Retail Store Prescriptive Analytics:
Much of the business world is still involved and using both descriptive and predictive analytics for smart decision-making. However, the main shortcoming retail store descriptive analytics reports that tells you what has happened, how often they have happened, where in your business processes they have happened. These are historical reports. The prescriptive retail analytics tell you why what has happened, happened. It will extrapolate trends into the future if you maintain the same path. And it suggests what you need to do, either to correct what is not working or to sustain what is working. This is where the retail store analytics decision-making process is currently at.

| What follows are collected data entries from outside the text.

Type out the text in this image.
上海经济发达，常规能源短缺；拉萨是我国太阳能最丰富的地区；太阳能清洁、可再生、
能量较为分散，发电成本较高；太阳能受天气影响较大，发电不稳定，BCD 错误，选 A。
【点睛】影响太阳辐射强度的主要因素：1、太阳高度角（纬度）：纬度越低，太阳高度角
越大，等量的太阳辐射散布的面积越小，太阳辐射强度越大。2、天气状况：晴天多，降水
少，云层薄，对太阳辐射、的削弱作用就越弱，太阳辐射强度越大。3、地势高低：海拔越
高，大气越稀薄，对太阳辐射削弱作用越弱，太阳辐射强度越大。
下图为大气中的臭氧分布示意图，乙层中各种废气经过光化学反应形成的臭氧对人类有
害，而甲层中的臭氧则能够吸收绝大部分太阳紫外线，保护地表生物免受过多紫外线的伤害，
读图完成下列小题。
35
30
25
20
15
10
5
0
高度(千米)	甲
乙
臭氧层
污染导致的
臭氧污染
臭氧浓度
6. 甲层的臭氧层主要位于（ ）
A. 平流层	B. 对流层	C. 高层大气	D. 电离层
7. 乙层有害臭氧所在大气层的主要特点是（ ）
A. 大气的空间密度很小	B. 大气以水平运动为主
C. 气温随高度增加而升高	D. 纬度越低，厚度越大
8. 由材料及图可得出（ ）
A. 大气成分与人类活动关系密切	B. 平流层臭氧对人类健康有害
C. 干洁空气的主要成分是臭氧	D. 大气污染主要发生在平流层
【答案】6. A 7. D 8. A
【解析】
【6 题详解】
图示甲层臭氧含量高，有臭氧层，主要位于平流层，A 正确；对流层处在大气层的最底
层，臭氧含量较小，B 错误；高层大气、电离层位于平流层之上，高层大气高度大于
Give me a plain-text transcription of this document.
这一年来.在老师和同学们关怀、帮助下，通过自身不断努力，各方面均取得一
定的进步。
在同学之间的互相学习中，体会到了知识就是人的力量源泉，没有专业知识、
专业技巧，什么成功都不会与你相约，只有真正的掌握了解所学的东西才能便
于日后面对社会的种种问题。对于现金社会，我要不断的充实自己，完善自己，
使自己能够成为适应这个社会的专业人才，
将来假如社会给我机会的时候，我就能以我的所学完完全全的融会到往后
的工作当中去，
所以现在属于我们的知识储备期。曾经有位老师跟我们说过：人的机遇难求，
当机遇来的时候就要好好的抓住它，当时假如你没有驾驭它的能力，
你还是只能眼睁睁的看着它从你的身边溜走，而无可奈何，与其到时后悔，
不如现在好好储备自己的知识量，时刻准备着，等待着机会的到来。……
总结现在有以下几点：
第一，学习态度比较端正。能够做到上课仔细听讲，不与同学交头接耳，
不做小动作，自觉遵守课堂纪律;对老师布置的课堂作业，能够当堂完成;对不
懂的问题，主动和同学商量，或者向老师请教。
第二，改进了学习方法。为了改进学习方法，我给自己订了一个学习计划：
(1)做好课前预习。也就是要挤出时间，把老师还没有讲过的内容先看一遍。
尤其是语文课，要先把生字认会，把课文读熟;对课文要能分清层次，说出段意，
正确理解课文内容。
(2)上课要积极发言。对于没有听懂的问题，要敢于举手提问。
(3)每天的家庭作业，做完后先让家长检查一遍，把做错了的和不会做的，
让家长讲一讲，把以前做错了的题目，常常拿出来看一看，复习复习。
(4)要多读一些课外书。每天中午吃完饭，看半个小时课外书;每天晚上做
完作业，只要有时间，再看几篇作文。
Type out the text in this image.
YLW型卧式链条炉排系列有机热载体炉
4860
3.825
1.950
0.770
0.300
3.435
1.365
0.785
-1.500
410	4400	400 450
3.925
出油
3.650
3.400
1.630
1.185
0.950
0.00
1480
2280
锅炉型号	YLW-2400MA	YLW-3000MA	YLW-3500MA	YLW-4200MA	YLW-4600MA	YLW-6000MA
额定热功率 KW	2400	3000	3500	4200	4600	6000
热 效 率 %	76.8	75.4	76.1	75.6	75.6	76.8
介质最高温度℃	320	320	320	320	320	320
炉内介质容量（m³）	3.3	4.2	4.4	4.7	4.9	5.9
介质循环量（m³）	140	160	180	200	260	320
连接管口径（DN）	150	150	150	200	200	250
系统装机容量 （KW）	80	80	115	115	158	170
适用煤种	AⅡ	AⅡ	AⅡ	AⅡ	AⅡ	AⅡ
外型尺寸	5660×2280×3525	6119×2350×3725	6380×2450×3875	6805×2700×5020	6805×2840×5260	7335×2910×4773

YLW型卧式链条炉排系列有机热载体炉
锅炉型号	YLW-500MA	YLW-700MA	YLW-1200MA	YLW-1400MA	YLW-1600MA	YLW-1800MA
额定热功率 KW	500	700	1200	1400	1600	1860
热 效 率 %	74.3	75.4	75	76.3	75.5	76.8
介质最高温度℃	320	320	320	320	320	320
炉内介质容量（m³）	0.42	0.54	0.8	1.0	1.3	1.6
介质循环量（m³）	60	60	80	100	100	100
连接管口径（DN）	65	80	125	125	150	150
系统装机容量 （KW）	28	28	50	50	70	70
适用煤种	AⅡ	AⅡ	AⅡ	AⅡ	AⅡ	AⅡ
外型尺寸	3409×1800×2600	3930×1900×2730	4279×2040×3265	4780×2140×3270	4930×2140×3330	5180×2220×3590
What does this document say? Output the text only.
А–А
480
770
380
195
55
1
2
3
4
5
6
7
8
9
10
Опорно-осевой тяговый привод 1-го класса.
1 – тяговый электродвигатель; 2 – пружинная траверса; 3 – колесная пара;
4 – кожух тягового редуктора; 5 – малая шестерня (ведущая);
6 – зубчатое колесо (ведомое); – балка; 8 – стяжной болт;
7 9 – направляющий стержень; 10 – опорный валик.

However, the emerging future trend is in prescriptive analytics. Prescriptive analytics uses both the outcomes or outputs of your descriptive and predictive analytics to extrapolate into the future to tell you what may happen, and what the best possible future options are, given your current situation. To know the possible implications of future actions, or to take advantage of predicted forecasts, and to mitigate against future risk, prescriptive analytics software is the tool for such decision-making process. With some software, these decisions can be iterated continuously and automatically based on updated data availability in real time. Prescriptive analytics is excellent for scenario planning. For instance, given variables A, B, and C, if you chose variables A and B as inputs, prescriptive analytics will tell you the possible outcome, D. But if instead, you chose variable options A and C, as your input variables, the possible different result will be G, and you will know this in real time.
In Conclusion
Retail business decisions were in the past made on the basis of intuition and rules-of-thumb. Analytics has almost taken away the guesswork inherent in retail business management. Smart retailers are now taking advantage of the smart options afforded by retail analytics. As retail businesses continue to be volatile, complex and ambiguous, you have little room for guesswork. You want to have the capacity to measure everything. You want to know the impact on your business bottom line of the choices and judgments you make. Retail business analytics can help, but the old adage, “garbage in garbage out” still holds. Therefore, the quality of the decision outcomes you get using retail business analytics will depend on the quality of input data available to you, the choices of what outputs you desire to measure and use. There are many vendors of retail business analytics software, that will meet the size of your business and the resources available to you. However, irrespective of the case, whether you are an independent retailer or a retail chain, you will be better off using retail analytics software, including spreadsheets to drill down on data, then to depend on guesswork and rules-of-thumb.